You know how in my last post I overanalyzed stuff? Not here. Not necessary. The writing is on the wall, clear as a swastika on a bathroom door.
Yesterday, a friend on Facebook posted an Op-Ed in Swarthmore College’s newspaper, The Gazette, entitled “A Response to Yesterday’s Anti-Semitic Hate Crime from a ‘Whiny Brat Jew,’” by a student named William Meyer. I hope you’ll take time to read it, as he says many things I feel about some of the difficulties of being both Progressive with a capital “P” and Jewish – the difficulty of challenging anti-Semitism without being accused of having an agenda, among them.
As for the hate-crime, I was shocked – not that it had occurred, but that I hadn’t heard about it given I’d spent much of the day checking in with the Huffington Post, New York Times, NPR, The Washington Post – you get the idea. I’m often checking to see what’s going on – particularly in matters of social justice.

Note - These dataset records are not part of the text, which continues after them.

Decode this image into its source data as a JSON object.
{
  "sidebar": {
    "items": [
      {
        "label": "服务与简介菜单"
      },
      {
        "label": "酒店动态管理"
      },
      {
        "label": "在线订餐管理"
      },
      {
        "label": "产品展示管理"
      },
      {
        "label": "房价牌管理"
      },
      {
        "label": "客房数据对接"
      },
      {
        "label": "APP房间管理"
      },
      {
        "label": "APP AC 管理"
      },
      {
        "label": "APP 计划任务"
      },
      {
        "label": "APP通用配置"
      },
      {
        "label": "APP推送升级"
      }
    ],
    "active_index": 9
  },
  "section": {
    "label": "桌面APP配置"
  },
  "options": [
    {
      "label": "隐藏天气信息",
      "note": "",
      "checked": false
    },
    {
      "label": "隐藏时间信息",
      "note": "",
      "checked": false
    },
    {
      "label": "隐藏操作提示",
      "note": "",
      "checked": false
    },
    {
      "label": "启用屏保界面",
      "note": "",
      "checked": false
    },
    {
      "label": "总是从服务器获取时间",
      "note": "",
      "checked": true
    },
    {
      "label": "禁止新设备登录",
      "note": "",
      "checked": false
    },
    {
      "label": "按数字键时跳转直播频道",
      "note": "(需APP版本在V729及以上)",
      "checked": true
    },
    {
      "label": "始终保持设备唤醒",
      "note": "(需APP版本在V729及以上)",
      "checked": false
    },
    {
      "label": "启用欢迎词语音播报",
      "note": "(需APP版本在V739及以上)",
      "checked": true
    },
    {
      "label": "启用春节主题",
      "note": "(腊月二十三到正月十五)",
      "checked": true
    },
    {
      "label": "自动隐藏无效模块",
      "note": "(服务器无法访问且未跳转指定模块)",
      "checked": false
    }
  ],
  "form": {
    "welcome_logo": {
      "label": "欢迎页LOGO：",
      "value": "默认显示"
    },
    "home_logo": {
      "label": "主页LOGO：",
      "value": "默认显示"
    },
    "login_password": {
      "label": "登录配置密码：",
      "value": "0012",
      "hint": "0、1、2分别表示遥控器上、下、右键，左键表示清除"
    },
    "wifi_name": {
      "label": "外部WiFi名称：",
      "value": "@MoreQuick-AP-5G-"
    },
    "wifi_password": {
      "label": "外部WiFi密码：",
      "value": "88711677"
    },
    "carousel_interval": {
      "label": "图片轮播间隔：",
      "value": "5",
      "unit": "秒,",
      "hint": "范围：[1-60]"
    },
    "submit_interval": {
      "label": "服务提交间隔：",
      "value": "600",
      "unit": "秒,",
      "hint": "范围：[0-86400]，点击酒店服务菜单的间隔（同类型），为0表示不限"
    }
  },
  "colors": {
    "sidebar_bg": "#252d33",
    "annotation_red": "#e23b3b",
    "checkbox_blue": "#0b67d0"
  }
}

Another friend commented, asking – not in a doubtful way, but in a careful way – “Are we sure this happened? I can’t believe we’ve not seen this anywhere else but in this school’s newspaper.” She and I both had been scouring for second sources and found absolutely nothing. I was convinced from the comments section that it had been real – there was serious and high-level discussion about the event, and no one was saying it didn’t happen… but we were incredulous it wasn’t more widely known. After all – by now it was Thursday night, and this happened on Tuesday night. Meyer’s op-Ed was written on Thursday morning. In a world where a mother’s funny late note goes viral in a matter of a few hours, we were looking for confirmation of the incident and were pretty surprised we weren’t finding any.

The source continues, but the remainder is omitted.